Athens manages to pay its latest bi-monthly wage and pensions bill but could force its foreign embassies to hand over their excess cash reserves
Greece scraped together enough funds to avoid a domestic default on Friday, as the near-bankrupt government bought itself vital breathing space before a crucial series of international obligations are due next month.
Athens successfully paid out half of its monthly public sector wage, pension and social security bill, according to the Greek ministry of finance. The obligations are thought to be around €500bn.
The government, which has been without international aid since August, has resorted to desperate measures to continue paying its civil servants and pensioners.
More than a 1,000 local authorities have been forced by presidential decree to transfer their excess cashreserves to the central bank to allow the state to keep its head above water.
In its latest ploy to raise cash, Athens has requested its foreign embassies and consulates also hand over their spare funds to the government.

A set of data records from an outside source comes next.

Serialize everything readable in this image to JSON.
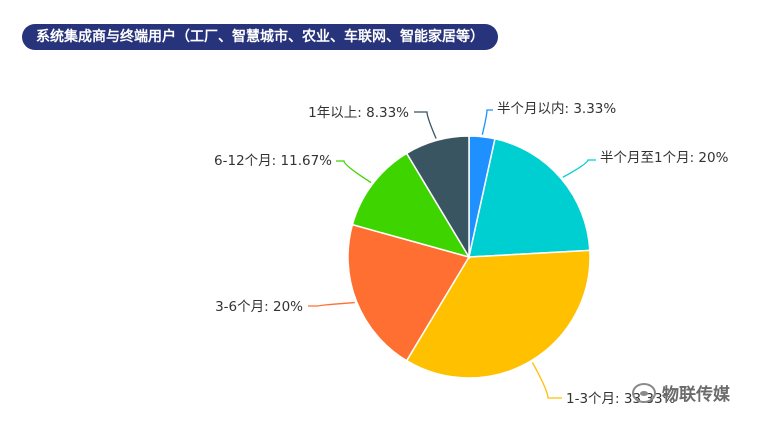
{
  "header": {
    "title": "系统集成商与终端用户（工厂、智慧城市、农业、车联网、智能家居等）"
  },
  "watermark": {
    "icon": "wechat-icon",
    "text": "物联传媒"
  },
  "chart_data": {
    "type": "pie",
    "title": "系统集成商与终端用户（工厂、智慧城市、农业、车联网、智能家居等）",
    "labels": [
      "半个月以内",
      "半个月至1个月",
      "1-3个月",
      "3-6个月",
      "6-12个月",
      "1年以上"
    ],
    "values": [
      3.33,
      20,
      33.33,
      20,
      11.67,
      8.33
    ],
    "label_texts": [
      "半个月以内: 3.33%",
      "半个月至1个月: 20%",
      "1-3个月: 33.33%",
      "3-6个月: 20%",
      "6-12个月: 11.67%",
      "1年以上: 8.33%"
    ],
    "colors": [
      "#1e90ff",
      "#00cfd1",
      "#ffc000",
      "#ff6f31",
      "#3dd400",
      "#3a5562"
    ],
    "start": "top, clockwise",
    "legend": "none, outside labels with leader lines"
  }
}
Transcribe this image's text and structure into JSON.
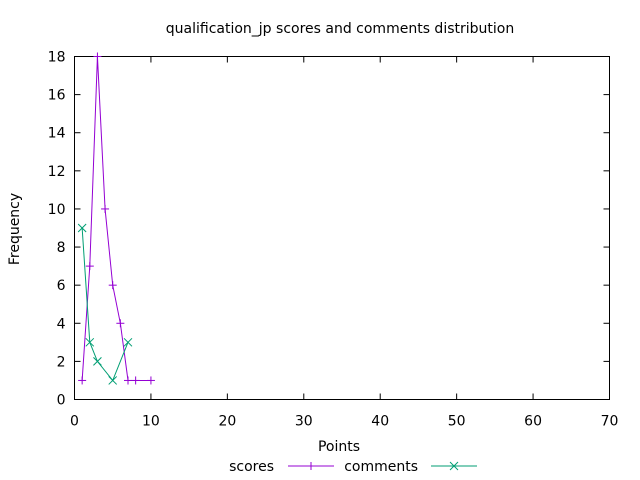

But municipalities are resisting the confiscation, arguing it violates the government's fiduciary duties and falls foul of the constitution.
"Running out of money is a relative concept - there is no finite moment the government will run out of cash," said Justin Knight at UBS.
"By many measures, Greece has already run out of money and could be on the verge of issuing IOUs as they were forced to do to the pharmaceutical sector in 2011", said Mr Knight.
Syriza has long fallen into arrears with many of its government suppliers, and faces a €1.5bn repayment to the International Monetary Fund in June.
"No-one can say with certainty how much money Greece still has and the debt schedule for the next months is alarmingly heavy," said Eirini Tsekeridou at Julius Baer.
Delayed payment to contractors has allowed the treasury to boast a surplus over the first four months of the year. Figures from the central bank showed Athens' primary budget surplus was €1.05bn in April.
However, these arrears will only intensify Greece's recession by constraining spending in the domestic economy, warned JP Morgan.
Greece officially fell back into recession in the first quarter of 2014, and "pressures on central government cash flow, pressures on the banking system, and the political timetable are all converging on late May-early June,” said David Mackie and Malcolm Barr.